Les canons du concileModifier

Les Actes du concile de Nicée comportent une série de vingt-deux canons, dont rien ne permet de savoir comment ils ont été élaborés et quand ils ont été promulgués. Ils ont pu être préparés par une commission qui a repris des canons édictés au premier concile de Nicée, à Chalcédoine, au concile in Trullo et dans les « Canons des Apôtres ». Cinq canons (2, 4, 8, 9, 17) sont nouveaux. Cette réglementation traite principalement des évêques et de leurs devoirs, de l’indépendance des clercs et des moines, des séquelles de l’iconoclasme et du comportement des moines et des prêtres avec les femmes. La déposition ou l’excommunication sont les sanctions majeures qu’on a prévues contre les obstinés.
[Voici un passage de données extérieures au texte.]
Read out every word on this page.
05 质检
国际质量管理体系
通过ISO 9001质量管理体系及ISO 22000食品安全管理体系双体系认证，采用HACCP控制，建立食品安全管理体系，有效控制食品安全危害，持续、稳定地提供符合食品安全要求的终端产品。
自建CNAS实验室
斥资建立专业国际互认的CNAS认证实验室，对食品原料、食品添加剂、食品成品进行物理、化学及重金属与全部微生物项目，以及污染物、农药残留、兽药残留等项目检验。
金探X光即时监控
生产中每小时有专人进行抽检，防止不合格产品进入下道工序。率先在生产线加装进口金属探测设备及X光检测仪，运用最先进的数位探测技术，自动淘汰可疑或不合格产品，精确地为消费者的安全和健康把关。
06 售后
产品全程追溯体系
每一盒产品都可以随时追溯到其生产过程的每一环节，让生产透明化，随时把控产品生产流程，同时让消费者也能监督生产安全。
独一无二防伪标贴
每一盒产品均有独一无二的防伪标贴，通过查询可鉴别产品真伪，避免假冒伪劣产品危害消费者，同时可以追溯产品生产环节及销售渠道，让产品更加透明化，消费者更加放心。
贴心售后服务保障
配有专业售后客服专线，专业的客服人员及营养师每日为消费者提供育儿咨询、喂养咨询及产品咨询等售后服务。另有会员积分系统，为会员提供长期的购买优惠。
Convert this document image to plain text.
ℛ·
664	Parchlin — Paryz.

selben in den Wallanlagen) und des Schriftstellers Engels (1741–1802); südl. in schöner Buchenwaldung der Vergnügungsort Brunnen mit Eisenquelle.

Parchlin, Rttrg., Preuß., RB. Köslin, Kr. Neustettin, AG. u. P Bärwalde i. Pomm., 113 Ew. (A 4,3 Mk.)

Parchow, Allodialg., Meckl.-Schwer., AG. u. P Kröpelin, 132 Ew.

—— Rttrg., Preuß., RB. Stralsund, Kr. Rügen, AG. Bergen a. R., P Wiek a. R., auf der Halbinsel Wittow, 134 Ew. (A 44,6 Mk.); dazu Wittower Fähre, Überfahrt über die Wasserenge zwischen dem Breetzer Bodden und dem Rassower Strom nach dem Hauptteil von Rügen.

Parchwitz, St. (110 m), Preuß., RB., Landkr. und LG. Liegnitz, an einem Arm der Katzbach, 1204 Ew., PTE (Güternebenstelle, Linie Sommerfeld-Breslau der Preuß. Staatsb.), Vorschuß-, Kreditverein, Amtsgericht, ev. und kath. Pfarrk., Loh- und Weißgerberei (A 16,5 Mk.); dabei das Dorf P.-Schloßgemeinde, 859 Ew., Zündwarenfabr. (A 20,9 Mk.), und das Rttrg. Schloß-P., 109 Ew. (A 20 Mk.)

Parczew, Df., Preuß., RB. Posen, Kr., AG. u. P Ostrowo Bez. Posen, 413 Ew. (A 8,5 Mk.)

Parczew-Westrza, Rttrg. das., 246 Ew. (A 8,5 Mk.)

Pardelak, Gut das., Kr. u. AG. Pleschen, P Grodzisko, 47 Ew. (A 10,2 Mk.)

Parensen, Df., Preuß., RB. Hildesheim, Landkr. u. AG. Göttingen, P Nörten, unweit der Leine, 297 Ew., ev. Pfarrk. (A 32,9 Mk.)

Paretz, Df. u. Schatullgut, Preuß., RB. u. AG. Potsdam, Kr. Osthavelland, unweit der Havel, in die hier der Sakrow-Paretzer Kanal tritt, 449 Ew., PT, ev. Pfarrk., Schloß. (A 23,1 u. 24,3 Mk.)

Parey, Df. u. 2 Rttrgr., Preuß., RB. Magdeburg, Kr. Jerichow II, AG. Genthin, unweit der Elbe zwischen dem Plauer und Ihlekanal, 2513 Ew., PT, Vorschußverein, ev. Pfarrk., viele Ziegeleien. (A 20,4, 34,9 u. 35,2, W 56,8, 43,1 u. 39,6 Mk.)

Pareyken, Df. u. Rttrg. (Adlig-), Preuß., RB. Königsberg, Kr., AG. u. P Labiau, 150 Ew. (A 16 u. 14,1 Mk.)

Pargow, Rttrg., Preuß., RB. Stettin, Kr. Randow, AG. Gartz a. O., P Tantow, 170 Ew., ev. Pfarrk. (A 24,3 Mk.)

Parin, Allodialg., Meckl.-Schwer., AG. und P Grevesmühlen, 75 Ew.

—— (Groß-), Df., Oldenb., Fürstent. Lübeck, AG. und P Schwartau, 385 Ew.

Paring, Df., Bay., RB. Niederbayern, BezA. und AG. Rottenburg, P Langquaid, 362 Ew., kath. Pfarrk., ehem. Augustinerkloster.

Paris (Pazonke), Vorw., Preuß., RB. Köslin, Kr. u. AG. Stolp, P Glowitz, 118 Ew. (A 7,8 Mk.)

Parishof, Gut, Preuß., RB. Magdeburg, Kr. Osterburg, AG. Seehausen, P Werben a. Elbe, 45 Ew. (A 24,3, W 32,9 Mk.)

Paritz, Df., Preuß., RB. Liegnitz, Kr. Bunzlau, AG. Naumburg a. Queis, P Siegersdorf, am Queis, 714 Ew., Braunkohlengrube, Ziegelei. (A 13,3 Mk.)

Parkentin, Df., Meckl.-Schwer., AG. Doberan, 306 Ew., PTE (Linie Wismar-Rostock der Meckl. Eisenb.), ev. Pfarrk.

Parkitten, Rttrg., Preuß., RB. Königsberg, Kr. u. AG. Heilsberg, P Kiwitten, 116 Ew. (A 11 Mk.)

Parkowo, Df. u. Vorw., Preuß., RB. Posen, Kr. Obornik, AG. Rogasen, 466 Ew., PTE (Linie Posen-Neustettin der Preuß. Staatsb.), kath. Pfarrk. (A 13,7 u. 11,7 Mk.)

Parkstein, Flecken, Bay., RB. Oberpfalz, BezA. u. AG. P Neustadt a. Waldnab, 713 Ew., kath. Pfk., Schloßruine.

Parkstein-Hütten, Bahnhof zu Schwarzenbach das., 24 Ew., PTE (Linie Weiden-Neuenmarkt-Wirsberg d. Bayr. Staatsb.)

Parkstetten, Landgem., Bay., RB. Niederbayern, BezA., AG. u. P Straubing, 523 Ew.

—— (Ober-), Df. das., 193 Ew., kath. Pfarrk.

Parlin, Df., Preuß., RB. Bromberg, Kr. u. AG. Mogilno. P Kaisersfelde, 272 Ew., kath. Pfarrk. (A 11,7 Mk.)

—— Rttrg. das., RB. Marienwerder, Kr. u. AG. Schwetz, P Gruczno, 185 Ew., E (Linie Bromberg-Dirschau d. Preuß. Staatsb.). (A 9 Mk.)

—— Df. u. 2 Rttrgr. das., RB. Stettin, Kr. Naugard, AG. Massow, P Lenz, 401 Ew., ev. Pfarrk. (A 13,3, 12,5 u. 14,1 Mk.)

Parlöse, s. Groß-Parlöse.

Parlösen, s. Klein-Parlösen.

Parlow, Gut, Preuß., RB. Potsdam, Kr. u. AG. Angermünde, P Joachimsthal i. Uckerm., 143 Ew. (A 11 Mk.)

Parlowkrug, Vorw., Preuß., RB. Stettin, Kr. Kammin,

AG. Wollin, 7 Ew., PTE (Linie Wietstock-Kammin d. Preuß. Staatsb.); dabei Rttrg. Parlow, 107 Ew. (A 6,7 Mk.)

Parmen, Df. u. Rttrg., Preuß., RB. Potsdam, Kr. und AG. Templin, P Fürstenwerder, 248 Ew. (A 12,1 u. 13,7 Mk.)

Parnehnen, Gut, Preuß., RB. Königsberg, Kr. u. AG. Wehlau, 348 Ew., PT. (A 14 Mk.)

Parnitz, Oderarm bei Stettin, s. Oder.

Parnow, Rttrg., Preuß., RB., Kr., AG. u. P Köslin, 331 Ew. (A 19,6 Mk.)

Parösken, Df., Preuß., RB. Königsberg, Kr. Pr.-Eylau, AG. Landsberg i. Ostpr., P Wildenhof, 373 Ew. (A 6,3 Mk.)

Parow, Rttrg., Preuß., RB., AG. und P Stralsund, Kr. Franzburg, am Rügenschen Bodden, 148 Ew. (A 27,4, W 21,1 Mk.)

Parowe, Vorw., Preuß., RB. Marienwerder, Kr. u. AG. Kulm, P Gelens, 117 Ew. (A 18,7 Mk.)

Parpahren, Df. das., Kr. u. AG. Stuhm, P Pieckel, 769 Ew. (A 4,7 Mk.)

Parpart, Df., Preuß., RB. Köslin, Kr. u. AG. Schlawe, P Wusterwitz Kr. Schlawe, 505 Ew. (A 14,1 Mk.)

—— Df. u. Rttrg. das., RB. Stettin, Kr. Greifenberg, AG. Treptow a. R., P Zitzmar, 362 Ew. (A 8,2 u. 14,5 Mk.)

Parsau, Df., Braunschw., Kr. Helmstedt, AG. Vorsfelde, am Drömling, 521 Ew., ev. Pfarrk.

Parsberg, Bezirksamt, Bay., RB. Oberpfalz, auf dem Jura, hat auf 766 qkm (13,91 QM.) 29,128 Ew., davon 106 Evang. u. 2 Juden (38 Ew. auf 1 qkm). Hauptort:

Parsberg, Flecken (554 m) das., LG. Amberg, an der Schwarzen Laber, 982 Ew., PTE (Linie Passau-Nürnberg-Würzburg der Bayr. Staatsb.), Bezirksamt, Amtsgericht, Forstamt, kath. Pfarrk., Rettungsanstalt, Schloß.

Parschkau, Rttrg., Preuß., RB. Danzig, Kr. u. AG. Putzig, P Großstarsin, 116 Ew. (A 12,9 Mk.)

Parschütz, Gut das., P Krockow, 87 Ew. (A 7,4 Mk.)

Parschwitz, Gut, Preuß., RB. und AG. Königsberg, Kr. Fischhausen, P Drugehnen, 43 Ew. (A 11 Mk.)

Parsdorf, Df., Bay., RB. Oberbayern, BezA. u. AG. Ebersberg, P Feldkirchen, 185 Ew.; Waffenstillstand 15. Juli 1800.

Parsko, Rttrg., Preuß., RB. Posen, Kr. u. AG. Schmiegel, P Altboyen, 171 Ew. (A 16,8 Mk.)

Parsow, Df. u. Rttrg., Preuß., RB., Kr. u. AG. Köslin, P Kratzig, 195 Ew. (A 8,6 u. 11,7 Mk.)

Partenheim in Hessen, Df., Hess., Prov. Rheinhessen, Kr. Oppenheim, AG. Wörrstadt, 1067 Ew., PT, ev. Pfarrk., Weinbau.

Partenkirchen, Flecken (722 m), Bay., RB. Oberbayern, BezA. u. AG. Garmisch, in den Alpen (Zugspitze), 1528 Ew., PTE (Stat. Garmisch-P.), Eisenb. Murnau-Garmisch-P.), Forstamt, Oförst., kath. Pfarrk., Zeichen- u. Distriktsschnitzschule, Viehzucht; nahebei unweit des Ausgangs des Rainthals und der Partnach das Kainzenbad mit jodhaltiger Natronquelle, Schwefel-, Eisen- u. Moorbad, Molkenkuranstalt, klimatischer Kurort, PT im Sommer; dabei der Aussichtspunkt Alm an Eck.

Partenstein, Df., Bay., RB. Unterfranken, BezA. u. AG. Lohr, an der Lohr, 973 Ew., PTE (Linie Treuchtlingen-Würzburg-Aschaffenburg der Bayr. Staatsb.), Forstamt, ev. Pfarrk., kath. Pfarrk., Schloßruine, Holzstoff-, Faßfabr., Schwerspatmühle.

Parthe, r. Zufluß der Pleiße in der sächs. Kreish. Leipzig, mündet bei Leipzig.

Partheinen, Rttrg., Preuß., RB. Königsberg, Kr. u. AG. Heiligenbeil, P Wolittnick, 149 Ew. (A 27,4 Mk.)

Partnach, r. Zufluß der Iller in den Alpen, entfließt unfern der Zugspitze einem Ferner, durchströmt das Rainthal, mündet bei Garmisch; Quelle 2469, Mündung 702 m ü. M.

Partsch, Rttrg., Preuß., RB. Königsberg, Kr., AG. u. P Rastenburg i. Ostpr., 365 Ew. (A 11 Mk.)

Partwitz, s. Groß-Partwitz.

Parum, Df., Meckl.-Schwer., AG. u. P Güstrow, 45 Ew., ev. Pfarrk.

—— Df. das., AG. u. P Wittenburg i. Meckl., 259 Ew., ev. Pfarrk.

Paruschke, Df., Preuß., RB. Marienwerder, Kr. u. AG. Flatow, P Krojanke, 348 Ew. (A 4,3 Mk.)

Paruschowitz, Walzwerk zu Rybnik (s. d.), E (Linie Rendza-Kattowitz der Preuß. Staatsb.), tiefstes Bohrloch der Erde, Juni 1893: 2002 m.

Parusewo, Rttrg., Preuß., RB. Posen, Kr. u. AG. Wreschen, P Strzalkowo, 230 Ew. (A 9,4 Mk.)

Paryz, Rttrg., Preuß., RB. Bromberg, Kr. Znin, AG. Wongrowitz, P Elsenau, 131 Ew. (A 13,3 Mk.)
L'observation des saints canonsModifier

Le concile s’ouvre (canon 1) par un rappel de l’exigence de la fidélité aux normes canoniques qui sont des préceptes de vie chrétienne. Elles avaient durement souffert sous l’iconoclasme. Il importe spécialement que celui qui a accédé à la dignité sacerdotale (les évêques) observe ces règles « sans rien y ajouter ni rien y ôter ». Ce sera se mettre dans la tradition des Apôtres et des conciles. Le concile ici se réfère aux Canons des Apôtres, recueil qui peut dater du début du Ve siècle, en qui l’Orient reconnaît sa tradition.

Liste des canons

Les 22 canons des pères réunis à Nicée pour la seconde fois en l'an 6296 de création du monde, dans la 2ème indiction, sous les pieux empereurs Constantin 1er et Irène, sa mère.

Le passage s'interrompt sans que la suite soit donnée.